Mais que peut penser un Ivoirien ou un Sénégalais dont le niveau de vie a plongé
depuis vingt ans et qui voit les entreprises françaises (Bouygues, Bolloré, France
Telecom, etc.) rafler la mise des privatisations juteuses décidées par les institutions
financières internationales ? Dans nombre de pays, la présence française est associée
à la dégradation des indicateurs économiques et sociaux car Paris n'a pas tenu ses
promesses de défendre une « autre mondialisation ». De la dévaluation du franc CFA
en 1994 jusqu'à l'acceptation des plans d'ajustement structurel, la France a signé de
son nom le désastre économique et social de son ancien pré carré.

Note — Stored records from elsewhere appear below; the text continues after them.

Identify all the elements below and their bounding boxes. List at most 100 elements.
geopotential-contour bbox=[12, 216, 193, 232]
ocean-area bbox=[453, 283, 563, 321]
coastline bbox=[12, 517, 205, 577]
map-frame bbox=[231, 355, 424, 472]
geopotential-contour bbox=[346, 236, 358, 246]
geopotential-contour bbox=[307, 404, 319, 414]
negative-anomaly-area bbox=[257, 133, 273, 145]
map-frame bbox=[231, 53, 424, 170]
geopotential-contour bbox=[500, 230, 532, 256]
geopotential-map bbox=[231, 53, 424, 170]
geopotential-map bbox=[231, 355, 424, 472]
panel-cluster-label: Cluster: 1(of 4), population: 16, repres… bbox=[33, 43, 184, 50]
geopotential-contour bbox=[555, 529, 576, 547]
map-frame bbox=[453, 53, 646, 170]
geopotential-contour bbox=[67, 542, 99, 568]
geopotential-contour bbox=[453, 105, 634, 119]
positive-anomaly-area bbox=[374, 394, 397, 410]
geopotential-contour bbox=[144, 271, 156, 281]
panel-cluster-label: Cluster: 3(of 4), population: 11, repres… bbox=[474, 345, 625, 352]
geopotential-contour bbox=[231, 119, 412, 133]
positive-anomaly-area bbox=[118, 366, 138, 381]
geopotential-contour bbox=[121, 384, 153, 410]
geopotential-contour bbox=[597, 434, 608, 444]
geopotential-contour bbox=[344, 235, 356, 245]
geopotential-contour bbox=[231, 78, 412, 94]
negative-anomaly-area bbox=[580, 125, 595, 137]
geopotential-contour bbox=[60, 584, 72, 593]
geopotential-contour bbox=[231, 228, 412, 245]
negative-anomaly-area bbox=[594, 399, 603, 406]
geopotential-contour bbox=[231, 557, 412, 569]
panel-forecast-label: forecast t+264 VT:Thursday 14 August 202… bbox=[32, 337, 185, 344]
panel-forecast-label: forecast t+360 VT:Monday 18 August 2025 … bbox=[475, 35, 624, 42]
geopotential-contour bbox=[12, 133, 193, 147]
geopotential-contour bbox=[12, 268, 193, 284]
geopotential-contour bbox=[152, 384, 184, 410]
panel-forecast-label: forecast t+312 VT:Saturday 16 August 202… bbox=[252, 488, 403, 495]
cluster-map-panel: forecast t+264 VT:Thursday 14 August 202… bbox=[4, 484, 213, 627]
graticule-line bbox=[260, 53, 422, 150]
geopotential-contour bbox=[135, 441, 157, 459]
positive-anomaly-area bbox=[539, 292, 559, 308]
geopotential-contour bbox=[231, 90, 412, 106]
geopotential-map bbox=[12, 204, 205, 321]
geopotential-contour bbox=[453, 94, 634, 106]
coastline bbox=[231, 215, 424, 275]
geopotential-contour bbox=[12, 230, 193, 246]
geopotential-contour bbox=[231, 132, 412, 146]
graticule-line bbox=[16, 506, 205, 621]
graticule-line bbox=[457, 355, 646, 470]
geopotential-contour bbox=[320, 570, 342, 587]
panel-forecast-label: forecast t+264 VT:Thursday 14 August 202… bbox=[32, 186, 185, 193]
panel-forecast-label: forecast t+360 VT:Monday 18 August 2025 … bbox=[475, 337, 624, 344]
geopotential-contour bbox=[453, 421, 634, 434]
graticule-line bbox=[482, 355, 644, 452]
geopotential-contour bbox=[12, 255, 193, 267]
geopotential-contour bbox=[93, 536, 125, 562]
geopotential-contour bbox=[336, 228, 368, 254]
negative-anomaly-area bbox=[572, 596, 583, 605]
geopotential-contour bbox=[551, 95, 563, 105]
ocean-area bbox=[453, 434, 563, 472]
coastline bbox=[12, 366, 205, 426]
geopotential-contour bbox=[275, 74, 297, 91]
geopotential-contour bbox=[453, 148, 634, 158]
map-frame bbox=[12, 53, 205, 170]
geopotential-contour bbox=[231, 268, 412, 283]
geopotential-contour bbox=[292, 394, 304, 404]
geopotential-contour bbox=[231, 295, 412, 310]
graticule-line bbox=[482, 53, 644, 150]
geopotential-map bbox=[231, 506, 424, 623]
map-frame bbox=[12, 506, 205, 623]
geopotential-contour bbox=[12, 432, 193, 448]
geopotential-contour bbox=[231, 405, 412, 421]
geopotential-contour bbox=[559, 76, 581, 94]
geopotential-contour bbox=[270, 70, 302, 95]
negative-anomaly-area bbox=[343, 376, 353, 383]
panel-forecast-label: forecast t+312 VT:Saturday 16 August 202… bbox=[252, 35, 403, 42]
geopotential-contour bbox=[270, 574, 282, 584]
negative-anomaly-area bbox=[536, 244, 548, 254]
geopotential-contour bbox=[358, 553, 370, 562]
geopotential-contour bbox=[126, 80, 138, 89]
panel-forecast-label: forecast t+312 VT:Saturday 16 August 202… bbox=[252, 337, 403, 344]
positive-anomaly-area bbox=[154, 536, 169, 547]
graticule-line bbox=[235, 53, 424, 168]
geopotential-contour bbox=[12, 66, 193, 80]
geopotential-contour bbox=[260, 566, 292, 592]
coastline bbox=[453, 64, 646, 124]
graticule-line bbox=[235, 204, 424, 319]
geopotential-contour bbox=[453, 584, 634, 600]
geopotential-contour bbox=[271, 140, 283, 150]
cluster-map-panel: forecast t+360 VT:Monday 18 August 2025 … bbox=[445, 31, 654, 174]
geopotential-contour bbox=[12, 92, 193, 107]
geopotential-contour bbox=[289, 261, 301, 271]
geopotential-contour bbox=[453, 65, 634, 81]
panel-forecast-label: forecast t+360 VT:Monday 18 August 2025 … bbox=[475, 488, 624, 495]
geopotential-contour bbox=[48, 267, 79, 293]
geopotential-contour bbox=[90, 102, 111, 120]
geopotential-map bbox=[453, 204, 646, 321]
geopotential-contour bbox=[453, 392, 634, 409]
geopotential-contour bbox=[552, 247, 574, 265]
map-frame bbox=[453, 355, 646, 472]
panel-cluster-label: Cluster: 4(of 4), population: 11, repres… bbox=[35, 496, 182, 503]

Cette orientation a
été effectuée avec la participation d'élites locales converties – bon gré mal gré – au
libéralisme.
La déception est d'autant plus vive que l'élection de François Mitterrand en 1981 et le
discours fameux qu'il prononça à Cancun avaient suscité de nombreux espoirs. De
même en 2002, les déclarations de M. Chirac au sommet de Johannesburg sur le
développement durable appelant à réduire la fracture Nord-Sud. Si au sein de l'Union
européenne, Paris plaide sans relâche pour l'aide au développement, la France n'a pas
empêché la destruction des accords de Lomé qui avaient le mérite de s'attaquer à un
problème fondamental : la stabilité des prix mondiaux des matières premières, grâce
aux mécanismes Stabex et Sysmin. Et les accords de Cotonou entérinent le ralliement
de l'Union au Consensus de Washington. Les démagogues d'Abidjan ou d'ailleurs ont
alors beau jeu de dénoncer le néo-colonialisme français.
Au-delà de gestes symboliques telle la formation, à New York le 22 septembre 2004,
d'une « coalition contre la pauvreté », la France semble incapable de proposer une
autre voie pour contribuer à sortir l'Afrique des impasses où elle s'enferre. Pourtant,
malgré sa schizophrénie qui la conduisait à coloniser au nom des droits de l'homme, la
France s'était historiquement identifiée à d'autres valeurs que les valeurs
libérales (7) !
Si la « françafrique de papa » se décompose enfin (les émules de Jacques Foccart
n'ont, en tout cas, plus son habilité manœuvrière), quel type de relations équilibrées et
dignes la France est-elle capable de tisser avec le continent noir et ses populations ?
De plus en plus, les opinions publiques locales se tournent vers les Etats-Unis. Or
cette attraction, que symbolise bien la politique du président sénégalais Abdoulaye
Wade, maintient l'Afrique dans les ornières du libéralisme mondialisé. Et il en est de
même des propositions du premier ministre britannique Anthony Blair (8). Il est alors
d'autant plus regrettable que ce soit une France impériale et non celle de 1789 (de
1793 ?) qui se manifeste en Afrique. Dans la géopolitique mondiale, seule une France
qui pratique ce qu'elle prêche dans un vrai partenariat avec les pays subsahariens
pourrait retrouver une crédibilité et proposer une autre voie.
ANNE-CÉCILE ROBERT
(1) Denis Tillinac, Le Venin de la mélancolie, Table ronde, Paris, 2004.
(2) Lire par exemple, Jean-Paul Ngoupandé, L'Afrique sans la France, Albin- Michel,
Paris, 2002.
(3) Lire Mwayila Tshiyembé, « Transition à hauts risques au Congo-Zaïre », Le Monde
diplomatique, juillet 2003.
(4) Jean-François Dupaquier, « Informer sur l'Afrique : “Silence, les consommateurs
d'informations ne sont pas intéressés, ou ne sont pas solvables” », Mouvements, Paris,
n° 21/22, mai/août 2002.
(5) Lire Sylvie Brunel, Famines et politiques, Denoël, Paris, 2002.
(6) Lire François-Xavier Verschave, La Françafrique, Stock, Paris, 2000.
(7) Jean-Pierre Dozon, Frères et sujets. La France et l'Afrique en perspectives,
Flammarion, Paris, 2003.
(8) Le premier ministre britannique a annoncé, fin février 2004, la création d'une très
orthodoxe « Commission internationale pour l'Afrique ».